De onde vêm as ideias?

Bruna Cagnin

Dizem as más línguas, que em um certo dia – entre 287 A.C. e 2012 A.C. – o matemático Arquimedes saiu correndo pelas ruas gritando Eureka! Tudo teria acontecido porque o rei Hierão, desconfiado da pureza do ouro com que sua coroa havia sido confeccionada, pediu a Arquimedes que encontrasse uma forma de verificar a possível fraude, porém, ele não poderia derreter a coroa para medir sua densidade. 

A resposta veio em uma ideia enquanto Arquimedes tomava banho. Ele notou que a quantidade de água que transbordava quando ele entrava na banheira tinha o mesmo volume de seu corpo, portanto, se a coroa fosse pura, deveria deslocar o mesmo volume que o seu peso equivalente em ouro. Arquimedes ficou tão empolgado com a sua ideia, que teria saído correndo e gritando, sem sequer se lembrar de colocar a roupa, pelas ruas. Apesar da parte da nudez não estar registrada em suas obras, essa “lenda” é atribuída à criação do Princípio de Arquimedes, fórmula que o matemático desenvolveu para medir a densidade.

Eureka! O que podemos tirar desta história, é que uma boa sacada pode mudar o curso da humanidade. Mas como podemos estimular a criatividade para ter uma nova ideia?

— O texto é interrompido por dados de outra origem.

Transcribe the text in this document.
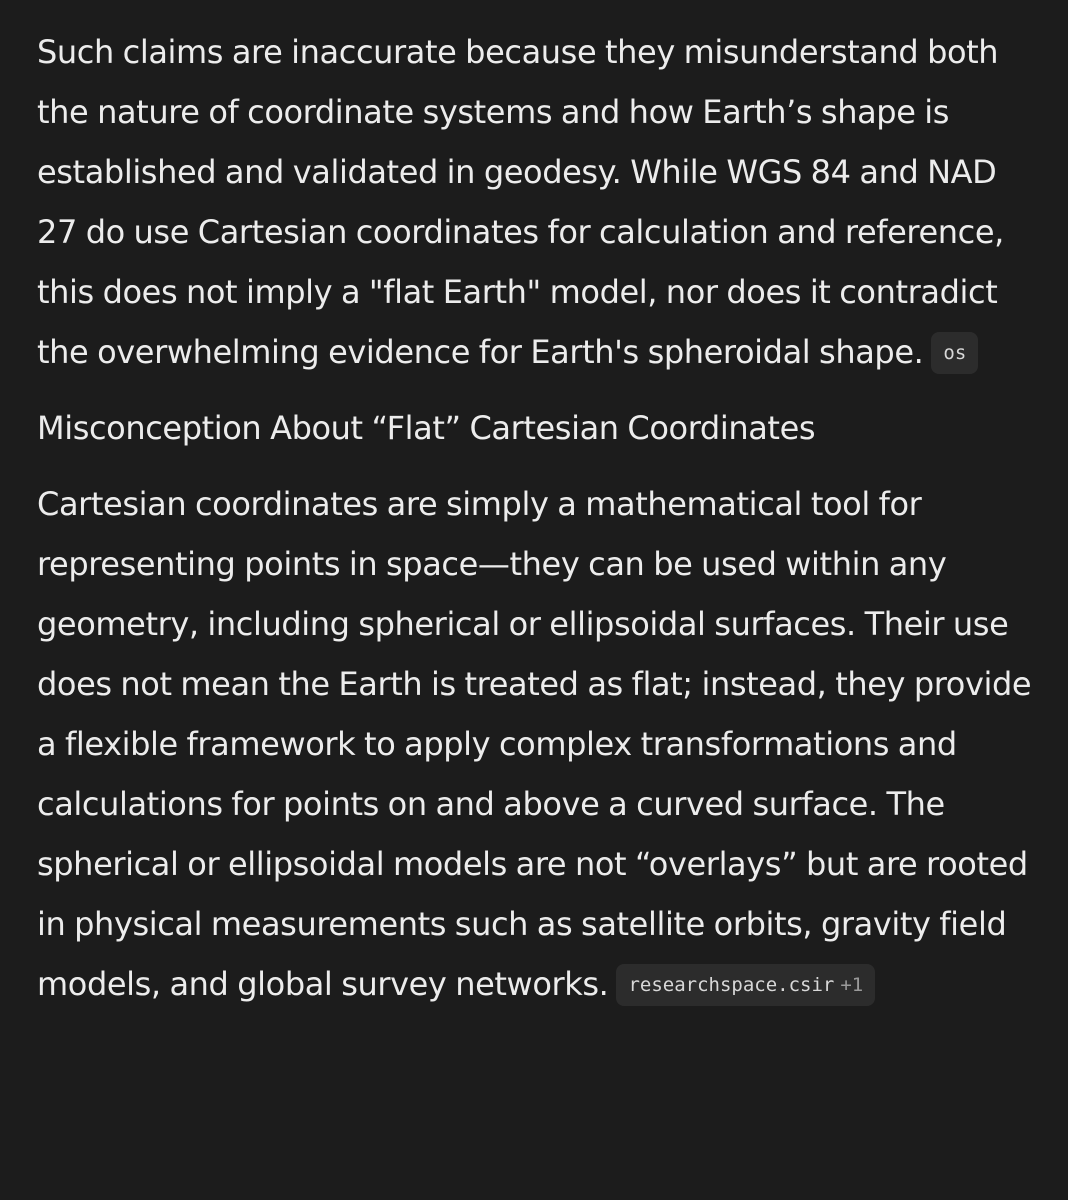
Such claims are inaccurate because they misunderstand both the nature of coordinate systems and how Earth’s shape is established and validated in geodesy. While WGS 84 and NAD 27 do use Cartesian coordinates for calculation and reference, this does not imply a "flat Earth" model, nor does it contradict the overwhelming evidence for Earth's spheroidal shape. os

Misconception About “Flat” Cartesian Coordinates

Cartesian coordinates are simply a mathematical tool for representing points in space—they can be used within any geometry, including spherical or ellipsoidal surfaces. Their use does not mean the Earth is treated as flat; instead, they provide a flexible framework to apply complex transformations and calculations for points on and above a curved surface. The spherical or ellipsoidal models are not “overlays” but are rooted in physical measurements such as satellite orbits, gravity field models, and global survey networks. researchspace.csir +1
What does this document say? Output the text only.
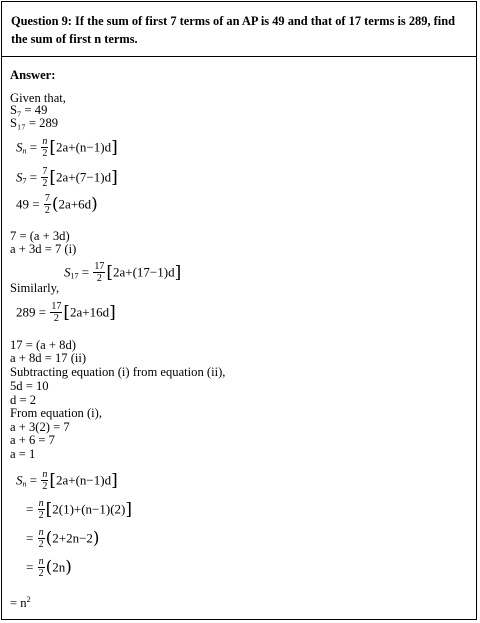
Question 9: If the sum of first 7 terms of an AP is 49 and that of 17 terms is 289, find the sum of first n terms.
Answer:
Given that,
S₇ = 49
S₁₇ = 289
$S_n = \frac{n}{2} [2a+(n-1)d]$
$S_7 = \frac{7}{2} [2a+(7-1)d]$
$49 = \frac{7}{2} (2a+6d)$
7 = (a + 3d)
a + 3d = 7 (i)
$S_{17} = \frac{17}{2} [2a+(17-1)d]$
Similarly,
$289 = \frac{17}{2} [2a+16d]$
17 = (a + 8d)
a + 8d = 17 (ii)
Subtracting equation (i) from equation (ii),
5d = 10
d = 2
From equation (i),
a + 3(2) = 7
a + 6 = 7
a = 1
$S_n = \frac{n}{2} [2a+(n-1)d]$
= $\frac{n}{2} [2(1)+(n-1)(2)]$
= $\frac{n}{2} (2+2n-2)$
= $\frac{n}{2} (2n)$
= $n^2$
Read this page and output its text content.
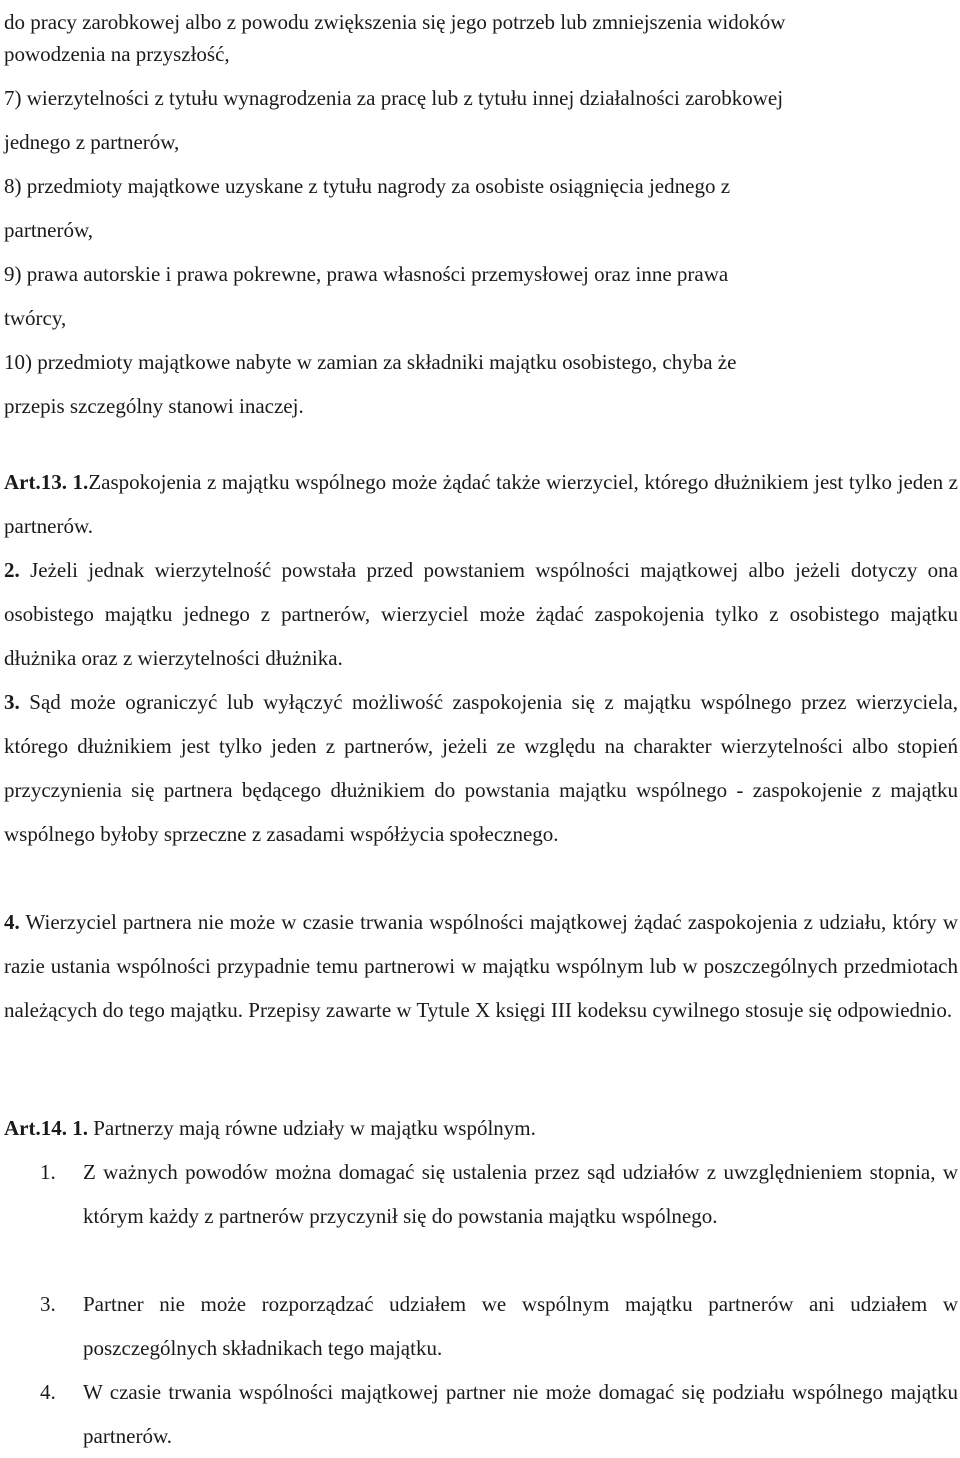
do pracy zarobkowej albo z powodu zwiększenia się jego potrzeb lub zmniejszenia widoków

powodzenia na przyszłość,

7) wierzytelności z tytułu wynagrodzenia za pracę lub z tytułu innej działalności zarobkowej

jednego z partnerów,

8) przedmioty majątkowe uzyskane z tytułu nagrody za osobiste osiągnięcia jednego z

partnerów,

9) prawa autorskie i prawa pokrewne, prawa własności przemysłowej oraz inne prawa

twórcy,

10) przedmioty majątkowe nabyte w zamian za składniki majątku osobistego, chyba że

przepis szczególny stanowi inaczej.

Art.13. 1.Zaspokojenia z majątku wspólnego może żądać także wierzyciel, którego dłużnikiem jest tylko jeden z partnerów.

2. Jeżeli jednak wierzytelność powstała przed powstaniem wspólności majątkowej albo jeżeli dotyczy ona osobistego majątku jednego z partnerów, wierzyciel może żądać zaspokojenia tylko z osobistego majątku dłużnika oraz z wierzytelności dłużnika.

3. Sąd może ograniczyć lub wyłączyć możliwość zaspokojenia się z majątku wspólnego przez wierzyciela, którego dłużnikiem jest tylko jeden z partnerów, jeżeli ze względu na charakter wierzytelności albo stopień przyczynienia się partnera będącego dłużnikiem do powstania majątku wspólnego - zaspokojenie z majątku wspólnego byłoby sprzeczne z zasadami współżycia społecznego.

4. Wierzyciel partnera nie może w czasie trwania wspólności majątkowej żądać zaspokojenia z udziału, który w razie ustania wspólności przypadnie temu partnerowi w majątku wspólnym lub w poszczególnych przedmiotach należących do tego majątku. Przepisy zawarte w Tytule X księgi III kodeksu cywilnego stosuje się odpowiednio.

Art.14. 1. Partnerzy mają równe udziały w majątku wspólnym.

1. Z ważnych powodów można domagać się ustalenia przez sąd udziałów z uwzględnieniem stopnia, w którym każdy z partnerów przyczynił się do powstania majątku wspólnego.
3. Partner nie może rozporządzać udziałem we wspólnym majątku partnerów ani udziałem w poszczególnych składnikach tego majątku.
4. W czasie trwania wspólności majątkowej partner nie może domagać się podziału wspólnego majątku partnerów.
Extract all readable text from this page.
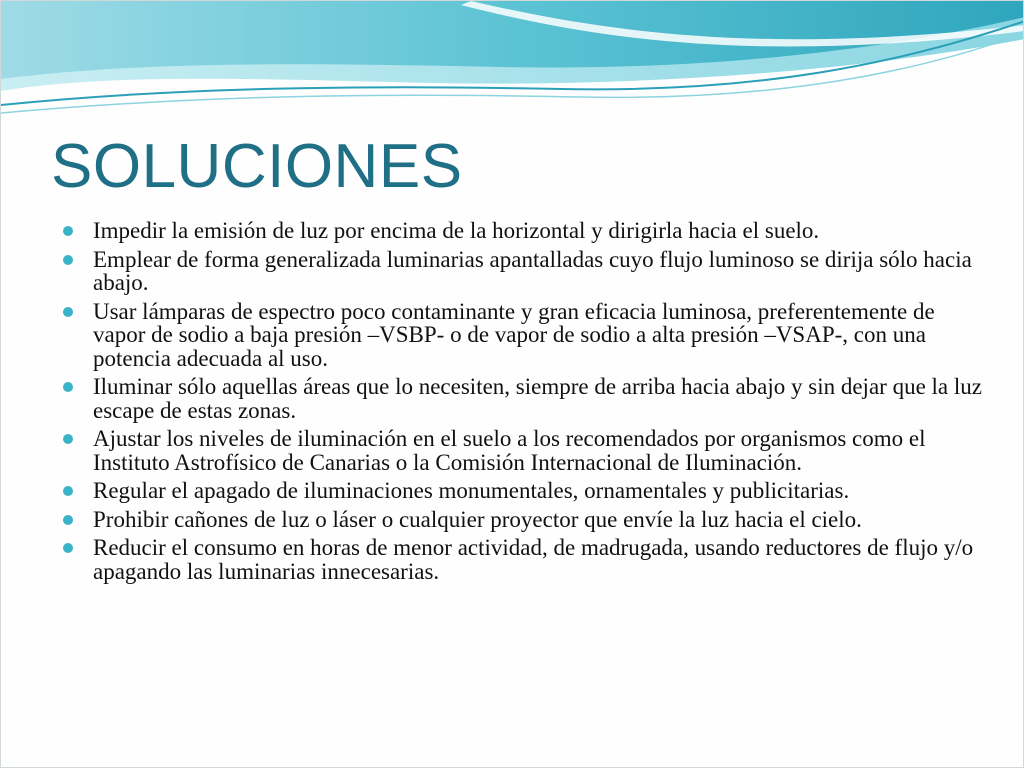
SOLUCIONES
Impedir la emisión de luz por encima de la horizontal y dirigirla hacia el suelo.
Emplear de forma generalizada luminarias apantalladas cuyo flujo luminoso se dirija sólo hacia abajo.
Usar lámparas de espectro poco contaminante y gran eficacia luminosa, preferentemente de vapor de sodio a baja presión –VSBP- o de vapor de sodio a alta presión –VSAP-, con una potencia adecuada al uso.
Iluminar sólo aquellas áreas que lo necesiten, siempre de arriba hacia abajo y sin dejar que la luz escape de estas zonas.
Ajustar los niveles de iluminación en el suelo a los recomendados por organismos como el Instituto Astrofísico de Canarias o la Comisión Internacional de Iluminación.
Regular el apagado de iluminaciones monumentales, ornamentales y publicitarias.
Prohibir cañones de luz o láser o cualquier proyector que envíe la luz hacia el cielo.
Reducir el consumo en horas de menor actividad, de madrugada, usando reductores de flujo y/o apagando las luminarias innecesarias.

A criatividade é um fenômeno de várias facetas. A psicóloga Bruna Vannucci, 29, diz que é preciso considerar aspectos culturais, intelectuais, psicológicos e ambientais.  “É um desafio encontrar uma definição precisa, contudo, é possível considerar a criatividade a partir de uma sequência de processos psicológicos, que formam o chamado ‘processo criativo’, aquele em que o indivíduo desenvolve novas formas de resolver problemas e encarar situações, produzindo algo que é ao mesmo tempo original, inovador e valorizado”.

Uma boa ideia surge em um processo criativo, então, a partir do momento em que esse processo é estimulado através dos meios que o desenvolvem – cognitivos, afetivos e socioculturais – as ideias podem começar a fervilhar. Vannucci coloca o ambiente como um dos fatores de estímulo. “Um indivíduo precisa de um ambiente que encoraje e reconheça as suas ideias criativas, se este indivíduo tiver todas as condições internas necessárias ao desenvolvimento do pensamento criativo, mas não o estímulo ambiental, a sua criatividade nunca se manifestará. Por outro lado, o inverso também pode acontecer, então, se o ambiente contribuir para o desenvolvimento do processo criativo, e o indivíduo não for dotado de condições internas psíquicas para desenvolvê-lo, a criatividade pode ser prejudicada”.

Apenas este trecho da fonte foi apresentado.